Enerji savaşları

Bu başlık kaç köşe yazısına hatta kaç kitaba başlık olmuştur bilinmez. Ama heralde medeniyet mevcut teknolojilerle ve mevcut insani değerlerle büyüdüğü sürece bu konu çok tartışılacak.

Alber NASİ Köşe Yazısı
7 Ocak 2009 Çarşamba

Bu başlık kaç köşe yazısına hatta kaç kitaba başlık olmuştur bilinmez. Ama heralde medeniyet mevcut teknolojilerle ve mevcut insani değerlerle büyüdüğü sürece bu konu çok tartışılacak.

2008 yılı ekonomik krizin gölgesinde 2009’a ilişkin ekonomik kaygıları arkasında bırakarak giderken son dakikada biraz unutulmuş biraz da uyutulmuş bir sorunu 2009’a miras bıraktığını hatırlattı.

Detayları günlerdir gazetelerde yayınlanan İsrail-Hamas Savaşı tarafların hevesiyle bir anda patlak verdi.

Bu savaşı sanki iki taraftan çok isteyen başkaları da vardı. Kimin ne yapığından çok,  dünyanın her iki tarafa da fazla tepki göstermemesi şaşırtıcı.

Bu savaş çıkmazdan önce herkes sadece ekonomik krizi konuşuyordu. Tüm değerli madenlerle beraber petrolün de fiyatı dramatik şekilde düşmüştü. Daha altı ay öncesinde 140 dolarlarda olan petrol 40 doların altına düşmüş ve 25 dolar konuşulmaya başlanmıştı.

Ekonomik kriz ve 2009 yılına ait küresel ekonomik kaygılar olduğu yerde duruyor. Dünya üzerindeki tüm imalatçılar çift haneli, yer yer % 30’ları aşan kapasite düşüşünden bahsediyorlar. Özellikle demir çelik ihtiyacının düşmesinin enerjiye ve dolayısıyla petrole olan talebi düşüreceği bilinen bir gerçek.

Ancak bir de bakmışız ki petrol fiyatları yükselmeye başlamış. Tekrar 50 doların üzerine çıkan ve bu seviyelerde tutunmaya çalışan petrol. Sebep nedir? İsrail’in operasyonu.

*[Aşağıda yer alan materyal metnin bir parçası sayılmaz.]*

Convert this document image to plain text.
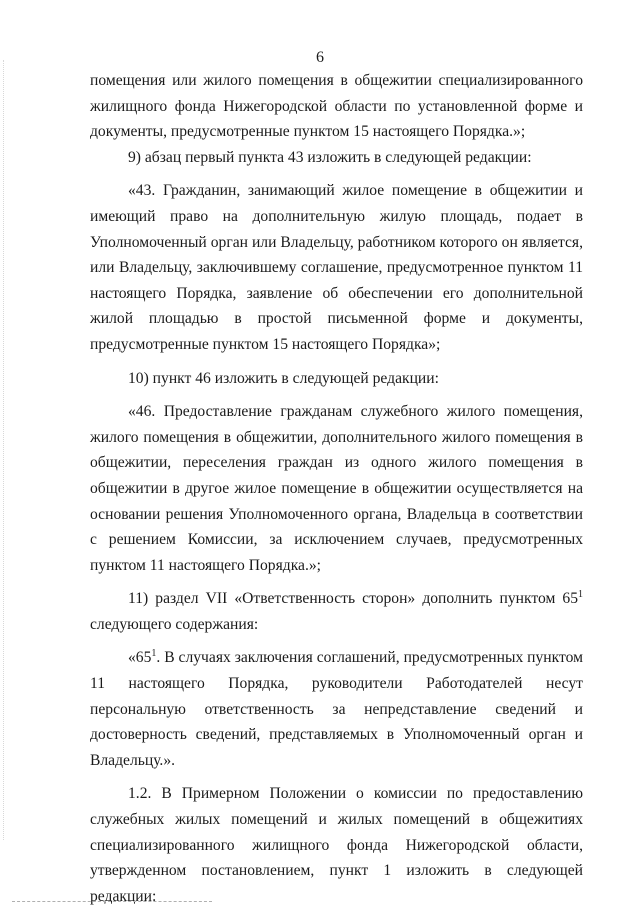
6

помещения или жилого помещения в общежитии специализированного жилищного фонда Нижегородской области по установленной форме и документы, предусмотренные пунктом 15 настоящего Порядка.»;

9) абзац первый пункта 43 изложить в следующей редакции:

«43. Гражданин, занимающий жилое помещение в общежитии и имеющий право на дополнительную жилую площадь, подает в Уполномоченный орган или Владельцу, работником которого он является, или Владельцу, заключившему соглашение, предусмотренное пунктом 11 настоящего Порядка, заявление об обеспечении его дополнительной жилой площадью в простой письменной форме и документы, предусмотренные пунктом 15 настоящего Порядка»;

10) пункт 46 изложить в следующей редакции:

«46. Предоставление гражданам служебного жилого помещения, жилого помещения в общежитии, дополнительного жилого помещения в общежитии, переселения граждан из одного жилого помещения в общежитии в другое жилое помещение в общежитии осуществляется на основании решения Уполномоченного органа, Владельца в соответствии с решением Комиссии, за исключением случаев, предусмотренных пунктом 11 настоящего Порядка.»;

11) раздел VII «Ответственность сторон» дополнить пунктом $65^1$ следующего содержания:

«$65^1$. В случаях заключения соглашений, предусмотренных пунктом 11 настоящего Порядка, руководители Работодателей несут персональную ответственность за непредставление сведений и достоверность сведений, представляемых в Уполномоченный орган и Владельцу.».

1.2. В Примерном Положении о комиссии по предоставлению служебных жилых помещений и жилых помещений в общежитиях специализированного жилищного фонда Нижегородской области, утвержденном постановлением, пункт 1 изложить в следующей редакции:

Peki, petrolün 50 dolarlara tırmanması kimin işine yarıyor? ABD’nin mi?  Avrupa’nın mı? Otomotiv endüstrisinin çok ciddi gerilediği bu günlerde petrolün düşüşüyle rahat bir nefes alan Batı dünyası petrolün yükselmesinden pek de memnun olamaz. İsrail desek? Hiç petrol geliri olmayan bir ülke petrolün yükselmesinden nasıl bir kazanç sağlar?

Petrol fiyatlarının yükselmesinden kim kazançlıysa bölgede olup bitenden de büyük miktarda sorumludur.  Savaşın sebebi belli ve nettir. İstenen de bellidir. Üstelik bunu bilen ve söyleyen İsrail yandaşları değil, İsrail aleyhtarı sayılabilecek ancak kafası biraz çalışan gözlemciler tarafından da bilinmekte ve dile getirilmektedir.   Göstermelik toplantılar ve boş laflar bölgenin durulması için yeterli değildir.

***

Bu arada ülkemizin kuzeyinde başka bir güç savaşı sürmektedir. Ukrayna ile Rusya arasındaki sürtüşme hem Türkiye’yi hem de Avrupa’yı etkileyecek gibi görünmektedir. Ukrayna Türkiye’ye ve Avrupa’ya verilen gazın bir kısmını kendi için kullanmaktadır. Zira Rusya Ukrayna’ya verdiği gazı ödeme alamadığı gerekçesiyle 1 Ocak 2009 itibariyle kesmiştir.

Ukrayna bir anlamda doğalgaz faturasını Avrupa ve Türkiye’ye ödetmeye çalışmaktadır. Gerçi mevcut doğalgaz fiyatıyla Türkiye aslında hem kendi hem Ukrayna’nın doğalgaz parasını bir şekilde ödemektedir.  

Ekonomik krizin üst düzeyde olması, sanayi tüketiminin azalmış olması, Türkiye’nin yeterince doğal gaz stokunun olması şu an yaşanan doğal gaz krizinin Türkiye’de hissedilmesini sınırlayacaktır. Ancak yakın gelecekte Rusya’nın doğal gazı bir silah gibi kullanacağına hiç şüphe yoktur.